Here is the part where S&P joins with Obama and blames the Tea Party:
Compared with previous projections, our revised base case scenario now assumes that the 2001 and 2003 tax cuts, due to expire by the end of 2012, remain in place. We have changed our assumption on this because the majority of Republicans in Congress continue to resist any measure that would raise revenues, a position we believe Congress reinforced by passing the act. Key macroeconomic assumptions in the base case scenario include trend real GDP growth of 3% and consumer price inflation near 2% annually over the decade.
http://blogs.wsj.com/marketbeat/2011/08/05/sp-downgrades-u-s-debt-rating-press-release/
They can all go eff themselves. THe 2008 banking crisis, part real and part very much contrived ala market crashes, were facilitated by the likes of Moody’s, S&P and a swooning, if not self-serving democrat cabal. They ensured 0bama’s election. And they are doing it again to get him re-elected. I will move to Phuket..and I won’t be pronouncing it Poo-ket.
Going Galt.
Otherwise, I refuse to endorse giving the spendalcoholics more alcohol.
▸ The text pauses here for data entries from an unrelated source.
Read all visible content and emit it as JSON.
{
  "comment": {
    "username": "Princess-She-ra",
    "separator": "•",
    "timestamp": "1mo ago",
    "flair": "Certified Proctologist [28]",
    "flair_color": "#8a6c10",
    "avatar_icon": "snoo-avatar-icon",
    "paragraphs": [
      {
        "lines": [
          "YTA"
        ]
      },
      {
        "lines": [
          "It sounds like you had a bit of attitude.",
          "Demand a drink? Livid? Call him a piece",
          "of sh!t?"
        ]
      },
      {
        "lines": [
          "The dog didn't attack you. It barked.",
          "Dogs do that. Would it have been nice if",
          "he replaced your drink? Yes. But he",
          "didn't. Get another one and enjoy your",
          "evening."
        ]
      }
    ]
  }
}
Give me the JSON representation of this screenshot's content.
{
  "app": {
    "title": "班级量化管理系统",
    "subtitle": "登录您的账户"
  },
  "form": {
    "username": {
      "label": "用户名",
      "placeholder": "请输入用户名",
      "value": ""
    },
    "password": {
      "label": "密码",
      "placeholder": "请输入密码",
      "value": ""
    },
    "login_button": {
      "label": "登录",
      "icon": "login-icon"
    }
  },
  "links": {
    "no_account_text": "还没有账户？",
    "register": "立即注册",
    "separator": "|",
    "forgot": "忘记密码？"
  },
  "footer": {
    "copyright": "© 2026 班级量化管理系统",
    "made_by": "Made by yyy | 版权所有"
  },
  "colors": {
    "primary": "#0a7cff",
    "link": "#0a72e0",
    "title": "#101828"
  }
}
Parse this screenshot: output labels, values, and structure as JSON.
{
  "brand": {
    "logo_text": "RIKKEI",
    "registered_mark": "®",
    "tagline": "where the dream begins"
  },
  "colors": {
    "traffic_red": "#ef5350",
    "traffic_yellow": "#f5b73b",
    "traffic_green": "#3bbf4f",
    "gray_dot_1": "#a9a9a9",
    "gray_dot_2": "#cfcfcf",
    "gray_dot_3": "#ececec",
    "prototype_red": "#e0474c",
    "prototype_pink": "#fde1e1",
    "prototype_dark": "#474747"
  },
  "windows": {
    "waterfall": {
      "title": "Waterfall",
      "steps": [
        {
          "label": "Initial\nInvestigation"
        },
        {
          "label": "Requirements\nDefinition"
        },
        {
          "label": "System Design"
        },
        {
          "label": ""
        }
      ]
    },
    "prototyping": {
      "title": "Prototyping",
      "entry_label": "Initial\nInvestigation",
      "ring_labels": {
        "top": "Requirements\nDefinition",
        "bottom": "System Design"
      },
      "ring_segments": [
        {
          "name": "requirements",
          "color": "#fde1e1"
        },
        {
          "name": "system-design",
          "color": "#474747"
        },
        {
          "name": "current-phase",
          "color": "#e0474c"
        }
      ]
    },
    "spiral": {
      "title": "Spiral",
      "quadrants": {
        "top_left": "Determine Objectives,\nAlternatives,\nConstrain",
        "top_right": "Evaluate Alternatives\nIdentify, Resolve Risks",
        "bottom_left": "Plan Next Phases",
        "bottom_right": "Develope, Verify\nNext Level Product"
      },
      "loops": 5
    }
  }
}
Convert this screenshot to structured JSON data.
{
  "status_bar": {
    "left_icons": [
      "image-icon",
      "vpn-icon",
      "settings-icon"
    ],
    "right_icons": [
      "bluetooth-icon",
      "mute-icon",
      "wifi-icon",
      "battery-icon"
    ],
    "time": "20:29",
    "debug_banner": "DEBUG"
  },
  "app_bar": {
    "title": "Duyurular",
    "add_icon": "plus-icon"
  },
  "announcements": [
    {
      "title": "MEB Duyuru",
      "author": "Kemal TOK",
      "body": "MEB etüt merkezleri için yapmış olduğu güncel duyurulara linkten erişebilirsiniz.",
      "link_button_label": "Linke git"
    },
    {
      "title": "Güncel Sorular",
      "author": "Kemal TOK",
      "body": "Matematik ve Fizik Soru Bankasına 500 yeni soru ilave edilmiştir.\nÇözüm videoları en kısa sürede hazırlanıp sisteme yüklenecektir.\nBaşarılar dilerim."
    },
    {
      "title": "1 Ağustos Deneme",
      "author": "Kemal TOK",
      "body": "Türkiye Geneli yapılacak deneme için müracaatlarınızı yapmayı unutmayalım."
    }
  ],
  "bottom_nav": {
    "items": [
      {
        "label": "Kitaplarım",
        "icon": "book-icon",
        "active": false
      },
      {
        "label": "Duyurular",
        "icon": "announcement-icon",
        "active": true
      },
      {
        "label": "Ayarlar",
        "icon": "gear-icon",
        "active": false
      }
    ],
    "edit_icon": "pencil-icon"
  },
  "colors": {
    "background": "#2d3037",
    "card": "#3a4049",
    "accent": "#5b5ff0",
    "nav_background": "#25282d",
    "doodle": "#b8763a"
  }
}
During the debt ceiling fight, didn’t the dems argue that the debt ceiling increase was needed for money already spent? Yes. So for them to say that all of a sudden it’s the “Tea Party’s” fault is phony. Over just three years, Obama and his fellow thieves have spent five trillion dollars more than they had coming in as revenue. There are consequences to such irresponsibility, and this is one of them.
CUT SPENDING!
The free market is a lot smarter than S&P (who rated packaged loans to homeless people living in a cardboard box that Bawney Fwank and the CRA coerced them to make AAA)
Don’t expect 2 year Treasury rates to rise from 0.31% to Jimmy Carter 19% on Monday. You’ll have to give it some time.